Ibnul Mundzir t berkata: “Ulama (telah) sepakat, barangsiapa makan atau minum di dalam shalat fardhu (wajib) dengan sengaja, dia wajib mengulangi (shalat).” (Al Ijma’, 40). Demikian juga di dalam shalat tathawwu’ (sunah) menurut mayoritas ulama, karena yang membatalkan (shalat) fardhu juga membatalkan (shalat) tathawwu’.

Sengaja berbicara bukan karena mashlahat shalat.

Dari Zaid bin Arqam, dia berkata: “Dahulu kami berbicara di dalam shalat. Seseorang berbicara kepada kawannya yang ada di sampingnya di dalam shalat, sehingga turun (ayat, Red): ‘Berdirilah untuk Allah (dalam shalatmu) dengan khusyu’ (Al Baqarah:238, Red). (Kemudian kami diperintahkan diam dan dilarang berbicara).” (HR Bukhari, no. 1.200; Nasa’i (3/18); tambahan dalam kurung riwayat Muslim, no. 539; Tirmidzi, no. 4003; Abu Dawud, no. 936).

Tidak ada perselisihan di antara ulama, bahwa orang yang berbicara secara sengaja dan dia mengetahui (hukumnya), maka orang ini shalatnya batal. Yang menjadi perselisihan, hanyalah tentang berbicaranya orang yang lupa dan orang yang tidak mengetahui bahwa itu larangan.

Mengenai orang yang tidak tahu, maka dia tidak mengulangi shalat (dengan kata lain shalatnya sah, Red) Sedangkan orang yang lalai dan orang yang lupa, maka zhahirnya tidak ada perbedaan antara dia dengan orang yang sengaja dan tahu dalam hal batalnya shalat.

Tertawa dengan bersuara.

Ibnul Mundzir menukilkan ijma’ ulama tentang batalnya shalat yang disebabkan oleh tertawa. (Al Ijma’, 40). Abu Malik Kamal bin As Sayyid Salim berkata: “…… karena tertawa lebih buruk dari berbicara, karena hal itu disertai dengan meremehkan dan mempermainkan shalat. Dan telah datang beberapa riwayat dari para sahabat yang menunjukkan batalnya shalat yang disebabkan oleh tertawa.”

Lewatnya wanita dewasa, keledai, atau anjing hitam, di hadapan orang yang shalat pada tempat sujudnya.

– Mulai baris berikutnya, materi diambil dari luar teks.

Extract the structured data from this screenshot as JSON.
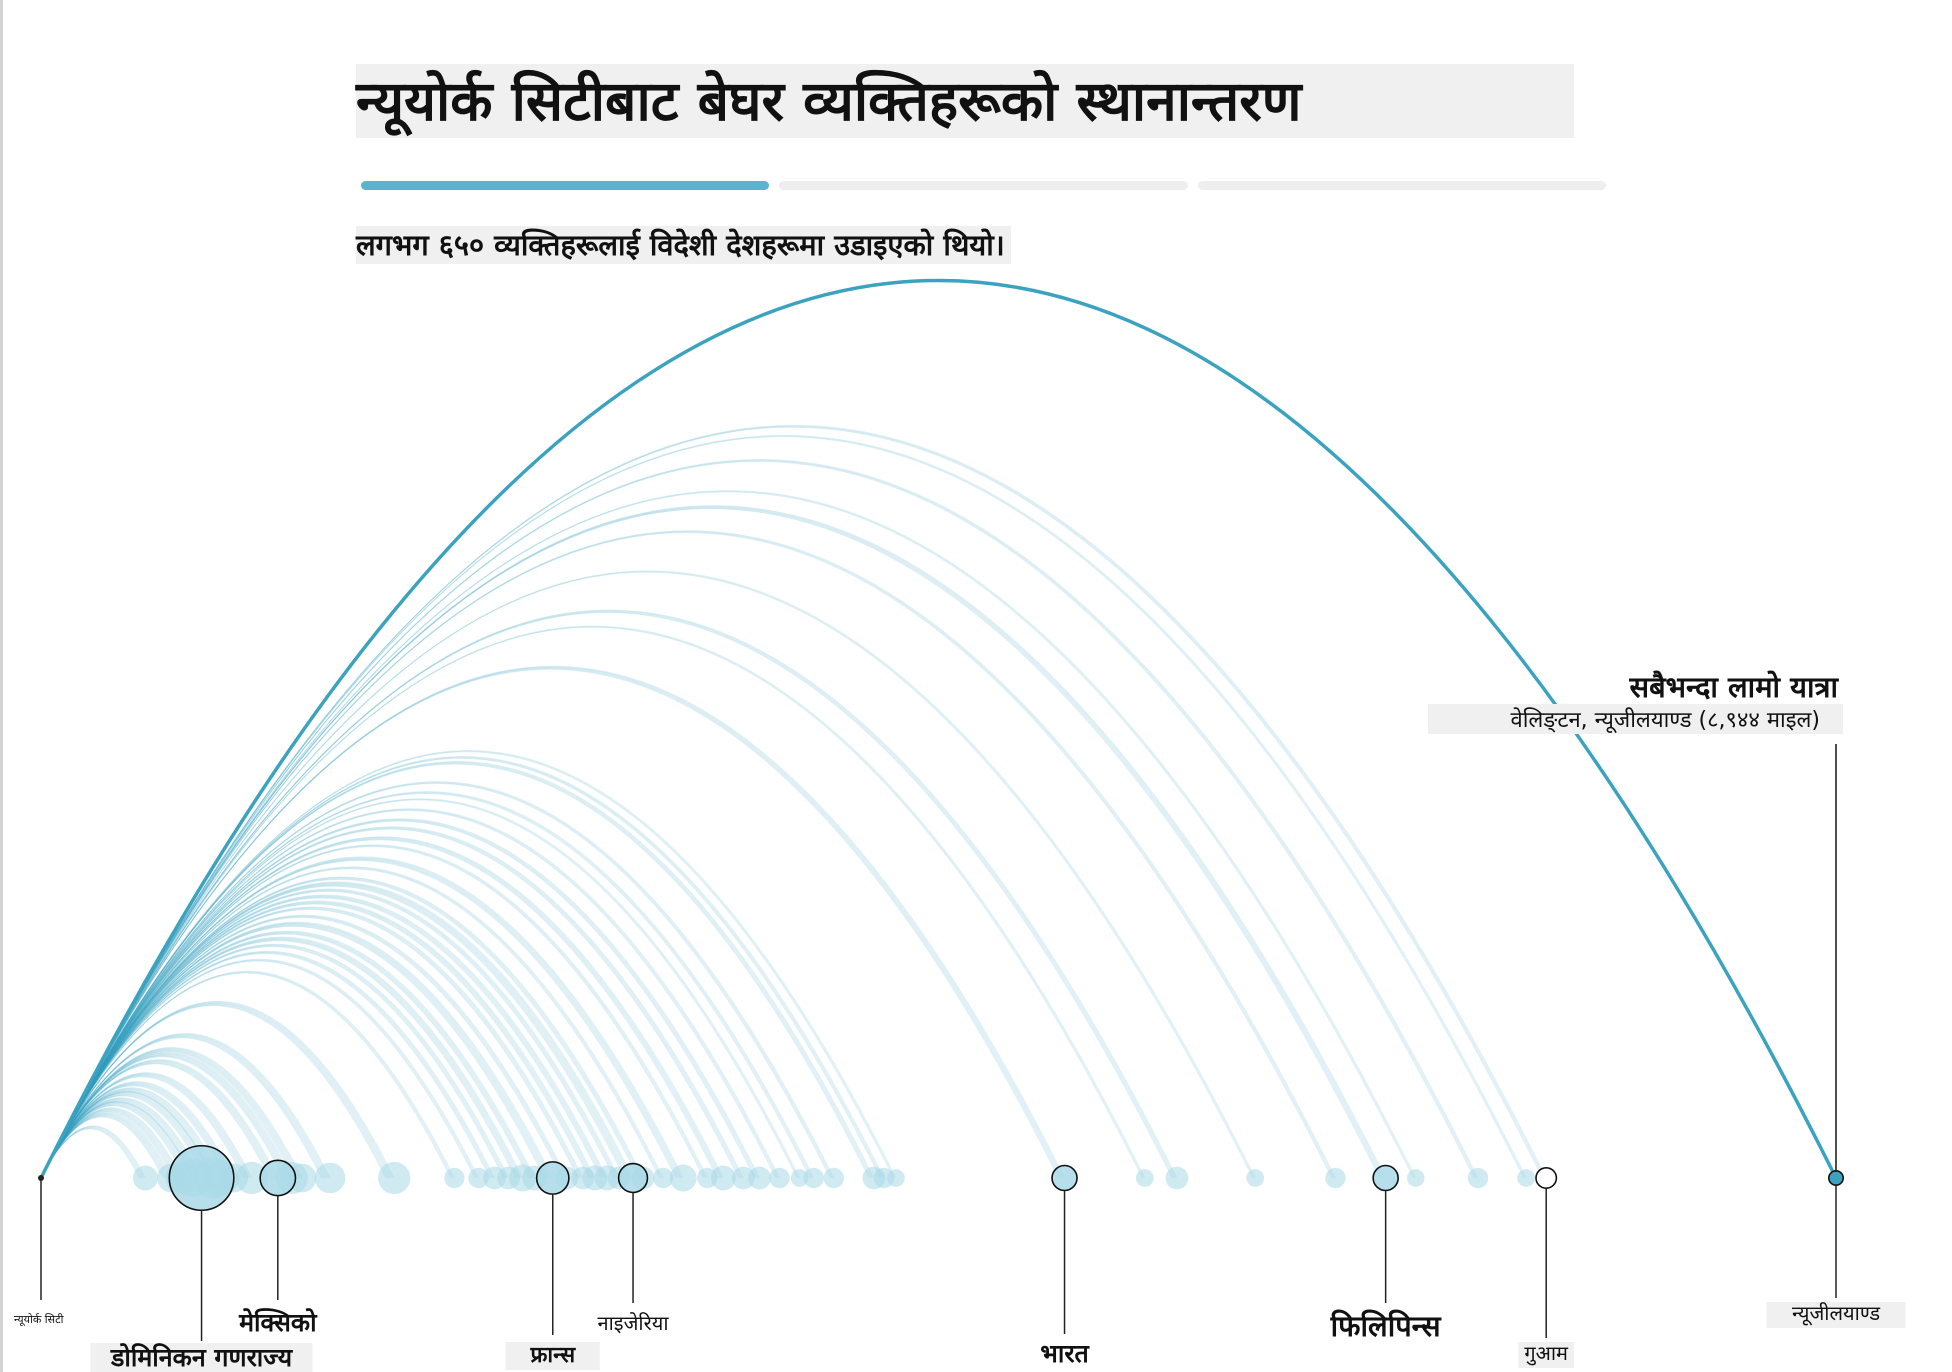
{
  "header": {
    "title": "न्यूयोर्क सिटीबाट बेघर व्यक्तिहरूको स्थानान्तरण",
    "subtitle": "लगभग ६५० व्यक्तिहरूलाई विदेशी देशहरूमा उडाइएको थियो।"
  },
  "progress": {
    "steps": 3,
    "active_step": 1,
    "active_color": "#5ab4cc",
    "inactive_color": "#eeeeee"
  },
  "colors": {
    "arc": "#3ba3bf",
    "dot": "#a9d9e7",
    "line": "#222222",
    "label_bg": "#f0f0f0"
  },
  "chart_data": {
    "type": "arc",
    "origin_label": "न्यूयोर्क सिटी",
    "distance_unit": "माइल",
    "x_range_miles": [
      0,
      9600
    ],
    "annotation": {
      "title": "सबैभन्दा लामो यात्रा",
      "detail": "वेलिङ्टन, न्यूजीलयाण्ड (८,९४४ माइल)",
      "distance": 8944
    },
    "labeled_destinations": [
      {
        "name": "डोमिनिकन गणराज्य",
        "distance": 800,
        "count": 40
      },
      {
        "name": "मेक्सिको",
        "distance": 1180,
        "count": 12
      },
      {
        "name": "फ्रान्स",
        "distance": 2550,
        "count": 10
      },
      {
        "name": "नाइजेरिया",
        "distance": 2950,
        "count": 8
      },
      {
        "name": "भारत",
        "distance": 5100,
        "count": 6
      },
      {
        "name": "फिलिपिन्स",
        "distance": 6700,
        "count": 6
      },
      {
        "name": "गुआम",
        "distance": 7500,
        "count": 4
      },
      {
        "name": "न्यूजीलयाण्ड",
        "distance": 8944,
        "count": 2
      }
    ],
    "other_destinations": [
      {
        "distance": 520,
        "count": 6
      },
      {
        "distance": 650,
        "count": 8
      },
      {
        "distance": 700,
        "count": 10
      },
      {
        "distance": 760,
        "count": 14
      },
      {
        "distance": 860,
        "count": 16
      },
      {
        "distance": 900,
        "count": 12
      },
      {
        "distance": 960,
        "count": 8
      },
      {
        "distance": 1050,
        "count": 10
      },
      {
        "distance": 1250,
        "count": 10
      },
      {
        "distance": 1300,
        "count": 8
      },
      {
        "distance": 1440,
        "count": 9
      },
      {
        "distance": 1760,
        "count": 10
      },
      {
        "distance": 2060,
        "count": 4
      },
      {
        "distance": 2180,
        "count": 4
      },
      {
        "distance": 2260,
        "count": 5
      },
      {
        "distance": 2330,
        "count": 5
      },
      {
        "distance": 2400,
        "count": 7
      },
      {
        "distance": 2460,
        "count": 6
      },
      {
        "distance": 2620,
        "count": 5
      },
      {
        "distance": 2700,
        "count": 5
      },
      {
        "distance": 2760,
        "count": 6
      },
      {
        "distance": 2820,
        "count": 6
      },
      {
        "distance": 2880,
        "count": 5
      },
      {
        "distance": 3000,
        "count": 5
      },
      {
        "distance": 3100,
        "count": 4
      },
      {
        "distance": 3200,
        "count": 7
      },
      {
        "distance": 3320,
        "count": 4
      },
      {
        "distance": 3400,
        "count": 6
      },
      {
        "distance": 3500,
        "count": 5
      },
      {
        "distance": 3580,
        "count": 5
      },
      {
        "distance": 3680,
        "count": 4
      },
      {
        "distance": 3780,
        "count": 3
      },
      {
        "distance": 3850,
        "count": 4
      },
      {
        "distance": 3950,
        "count": 4
      },
      {
        "distance": 4150,
        "count": 5
      },
      {
        "distance": 4200,
        "count": 4
      },
      {
        "distance": 4260,
        "count": 3
      },
      {
        "distance": 5500,
        "count": 3
      },
      {
        "distance": 5660,
        "count": 5
      },
      {
        "distance": 6050,
        "count": 3
      },
      {
        "distance": 6450,
        "count": 4
      },
      {
        "distance": 6850,
        "count": 3
      },
      {
        "distance": 7160,
        "count": 4
      },
      {
        "distance": 7400,
        "count": 3
      }
    ]
  }
}
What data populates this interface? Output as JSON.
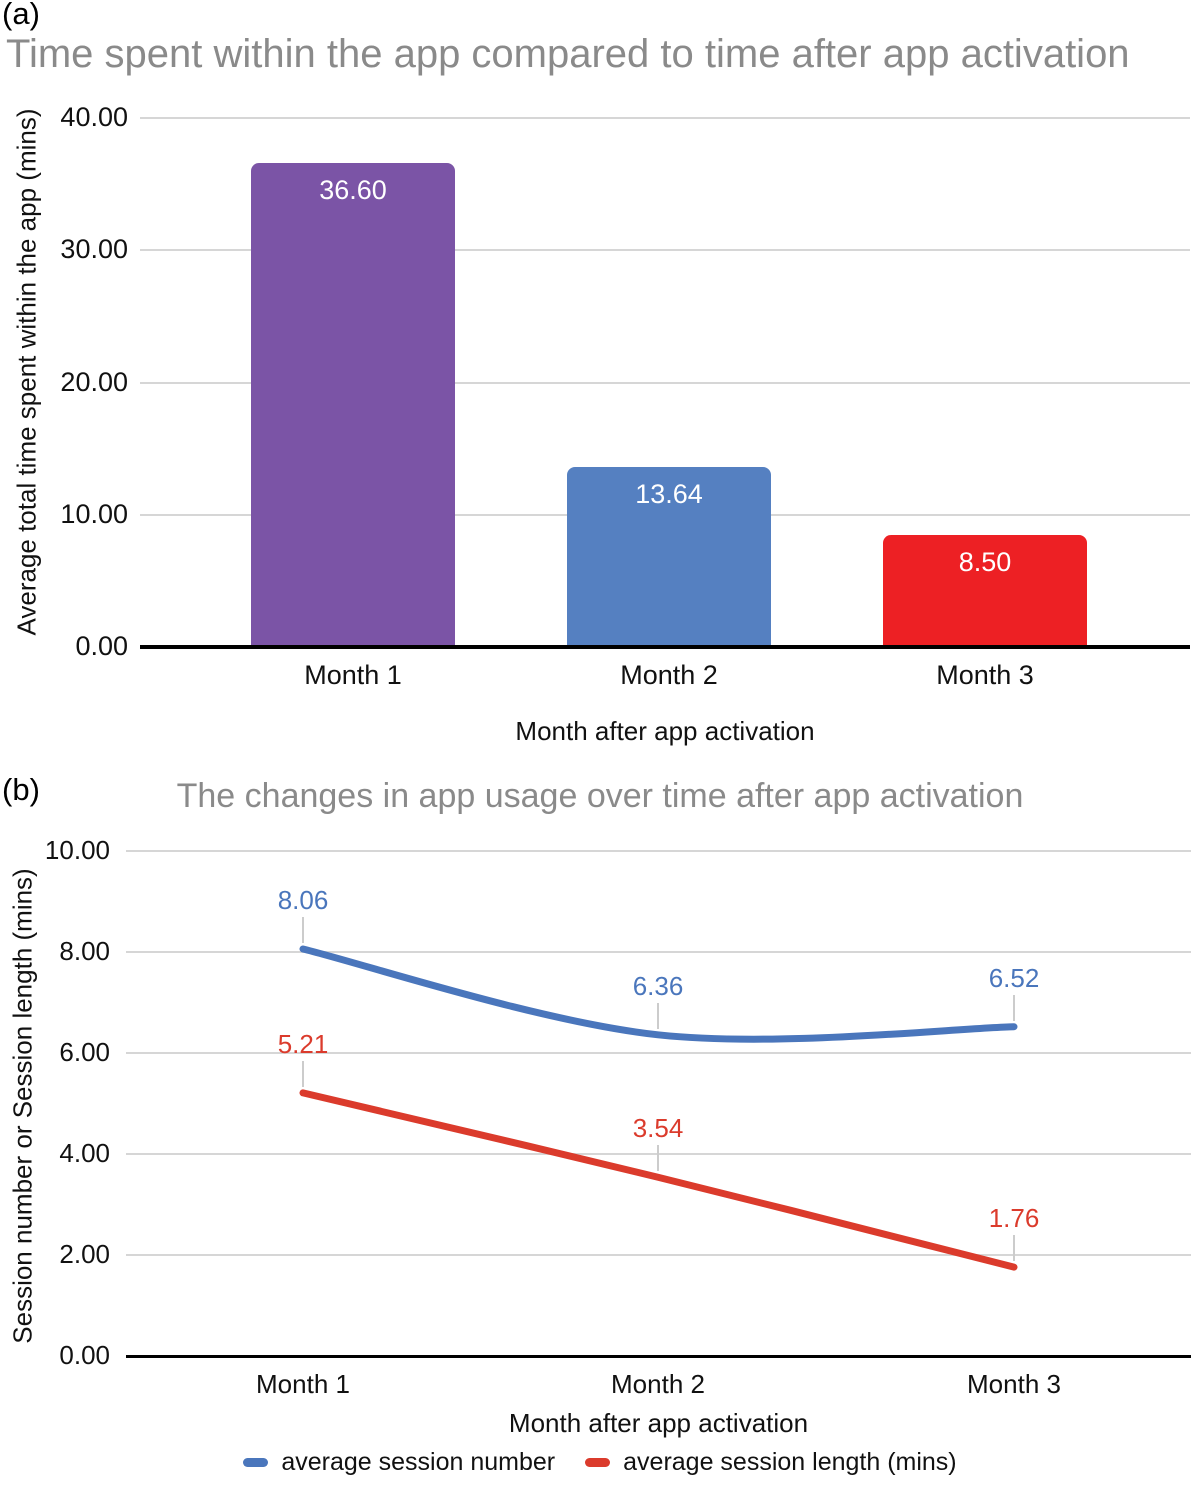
{
  "chart_data": [
    {
      "type": "bar",
      "panel_label": "(a)",
      "title": "Time spent within the app compared to time after app activation",
      "categories": [
        "Month 1",
        "Month 2",
        "Month 3"
      ],
      "values": [
        36.6,
        13.64,
        8.5
      ],
      "value_labels": [
        "36.60",
        "13.64",
        "8.50"
      ],
      "bar_colors": [
        "#7b54a6",
        "#5580c1",
        "#ed2024"
      ],
      "xlabel": "Month after app activation",
      "ylabel": "Average total time spent within the app (mins)",
      "yticks": [
        "40.00",
        "30.00",
        "20.00",
        "10.00",
        "0.00"
      ],
      "ylim": [
        0,
        40
      ],
      "grid": true,
      "legend": "none"
    },
    {
      "type": "line",
      "panel_label": "(b)",
      "title": "The changes in app usage over time after app activation",
      "categories": [
        "Month 1",
        "Month 2",
        "Month 3"
      ],
      "series": [
        {
          "name": "average session number",
          "values": [
            8.06,
            6.36,
            6.52
          ],
          "value_labels": [
            "8.06",
            "6.36",
            "6.52"
          ],
          "color": "#4a76bc",
          "smooth": true
        },
        {
          "name": "average session length (mins)",
          "values": [
            5.21,
            3.54,
            1.76
          ],
          "value_labels": [
            "5.21",
            "3.54",
            "1.76"
          ],
          "color": "#db3b2c",
          "smooth": true
        }
      ],
      "xlabel": "Month after app activation",
      "ylabel": "Session number or Session length (mins)",
      "yticks": [
        "10.00",
        "8.00",
        "6.00",
        "4.00",
        "2.00",
        "0.00"
      ],
      "ylim": [
        0,
        10
      ],
      "grid": true,
      "legend_position": "bottom"
    }
  ]
}
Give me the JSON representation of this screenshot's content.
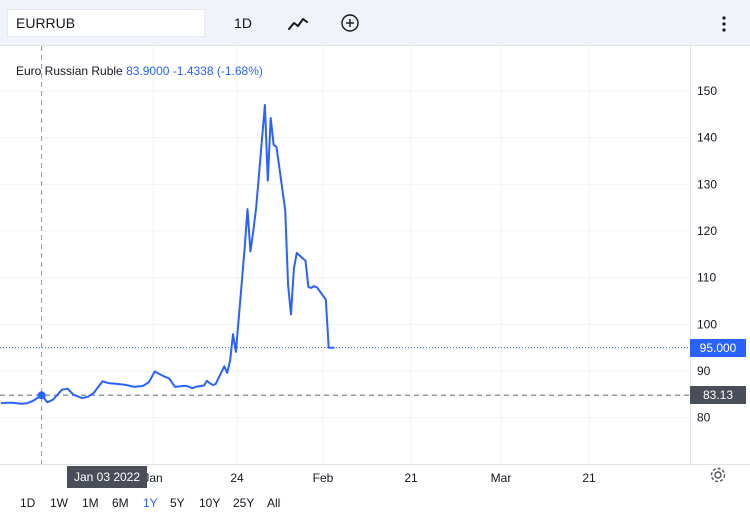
{
  "toolbar": {
    "symbol": "EURRUB",
    "interval": "1D",
    "chart_type_icon": "line-chart-icon",
    "compare_icon": "plus-circle-icon",
    "menu_icon": "more-vertical-icon"
  },
  "legend": {
    "name": "Euro Russian Ruble",
    "price": "83.9000",
    "change": "-1.4338",
    "change_pct": "(-1.68%)"
  },
  "price_tags": {
    "current": "95.000",
    "crosshair": "83.13"
  },
  "crosshair_date": "Jan 03 2022",
  "ranges": [
    "1D",
    "1W",
    "1M",
    "6M",
    "1Y",
    "5Y",
    "10Y",
    "25Y",
    "All"
  ],
  "active_range": "1Y",
  "colors": {
    "line": "#2962ff",
    "toolbar_bg": "#f0f3fa",
    "crosshair_tag": "#4a4e59",
    "crosshair_price_tag": "#4a4e59"
  },
  "chart_data": {
    "type": "line",
    "title": "Euro Russian Ruble",
    "y_ticks": [
      80,
      90,
      100,
      110,
      120,
      130,
      140,
      150
    ],
    "x_ticks": [
      "Jan",
      "24",
      "Feb",
      "21",
      "Mar",
      "21"
    ],
    "ylim": [
      75,
      160
    ],
    "grid": true,
    "series": [
      {
        "name": "EURRUB",
        "x": [
          "2021-12-20",
          "2021-12-22",
          "2021-12-24",
          "2021-12-27",
          "2021-12-29",
          "2021-12-31",
          "2022-01-03",
          "2022-01-05",
          "2022-01-07",
          "2022-01-10",
          "2022-01-12",
          "2022-01-14",
          "2022-01-17",
          "2022-01-19",
          "2022-01-21",
          "2022-01-24",
          "2022-01-26",
          "2022-01-28",
          "2022-01-31",
          "2022-02-02",
          "2022-02-04",
          "2022-02-07",
          "2022-02-09",
          "2022-02-11",
          "2022-02-14",
          "2022-02-16",
          "2022-02-18",
          "2022-02-21",
          "2022-02-22",
          "2022-02-23",
          "2022-02-24",
          "2022-02-25",
          "2022-02-28",
          "2022-03-01",
          "2022-03-02",
          "2022-03-03",
          "2022-03-04",
          "2022-03-07",
          "2022-03-08",
          "2022-03-09",
          "2022-03-10",
          "2022-03-11",
          "2022-03-14",
          "2022-03-15",
          "2022-03-16",
          "2022-03-17",
          "2022-03-18",
          "2022-03-21",
          "2022-03-22",
          "2022-03-23",
          "2022-03-24",
          "2022-03-25",
          "2022-03-28",
          "2022-03-29",
          "2022-03-30",
          "2022-03-31",
          "2022-04-01",
          "2022-04-04",
          "2022-04-05",
          "2022-04-06",
          "2022-04-07",
          "2022-04-08",
          "2022-04-11",
          "2022-04-12",
          "2022-04-13",
          "2022-04-14"
        ],
        "y": [
          83.1,
          83.2,
          83.2,
          83.0,
          83.1,
          83.6,
          84.8,
          83.3,
          83.9,
          86.0,
          86.2,
          84.9,
          84.2,
          84.5,
          85.3,
          87.8,
          87.4,
          87.3,
          87.1,
          86.9,
          86.6,
          86.8,
          87.6,
          89.9,
          88.9,
          88.4,
          86.6,
          86.8,
          86.8,
          86.6,
          86.3,
          86.6,
          86.9,
          87.9,
          87.4,
          87.0,
          87.2,
          91.0,
          89.6,
          92.2,
          97.9,
          94.1,
          116.2,
          124.7,
          115.6,
          120.0,
          125.1,
          147.0,
          130.8,
          144.2,
          138.5,
          138.0,
          124.5,
          108.4,
          102.1,
          112.0,
          115.3,
          113.6,
          108.0,
          107.8,
          108.2,
          107.9,
          105.3,
          95.0,
          95.0,
          95.0
        ]
      }
    ]
  }
}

Dari Abu Dzarr, dia berkata: Rasulullah Shallallahu ‘alaihi wa sallam bersabda: “Jika seseorang di antara kamu berdiri shalat, jika di hadapannya ada semisal kayu sandaran pada pelana unta, (3) maka itu akan menutupinya. Jika di hadapannya tidak ada semisal kayu sandaran pada pelana unta, maka sesungguhnya shalatnya akan dibatalkan oleh (lewatnya) keledai, wanita dewasa, atau anjing hitam.” Aku (Abdullah bin Ash Shamit, perawi sebelum Abu Dzarr) bertanya: “Wahai, Abu Dzarr, apa masalahnya anjing hitam dari anjing merah dan anjing kuning?” Abu Dzarr menjawab: “Wahai, anak saudaraku. Aku telah bertanya kepada Rasulullah Shallallahu ‘alaihi wa sallam sebagaimana engkau bertanya kepadaku, lalu Beliau menjawab ‘anjing hitam adalah syetan’.” (HR Muslim, no. 510; Nasa’i (1/2/63); Tirmidzi, no. 337; Abu Dawud, no. 688).

Dalam masalah ini, sesungguhnya terjadi perselisihan apakah ini hal yang membatalkan shalat. Sebagaian ulama berpendapat batal shalatnya, sebagian lainnya berpendapat berkurang nilai shalatnya, sebagian lainnya berpendapat hadits ini telah mansukh (dihapuskan hukumnya), sebagaimana dijelaskan oleh An Nawawi di dalam syarah (penjelasan) hadits ini.

Menyibukkan diri dengan perbuatan yang bukan termasuk shalat.

Asy Syaukani rahimahullah berkata: “Mengenai batalnya shalat dengan sebab menyibukkan diri dengan perbuatan yang bukan bagian dari shalat, hal itu dengan syarat jika perbuatan itu menyebabkan orang yang shalat keluar dari keadaan shalat. Seperti orang yang menyibukkan dengan menjahit, melakukan pekerjaan tukang kayu, berjalan banyak, menoleh lama, atau semacamnya.”

Itulah pembahasan mengenai hal-hal yang membatalkan shalat. Sejatinya bagi kita semua untuk menghindari hal tersebut.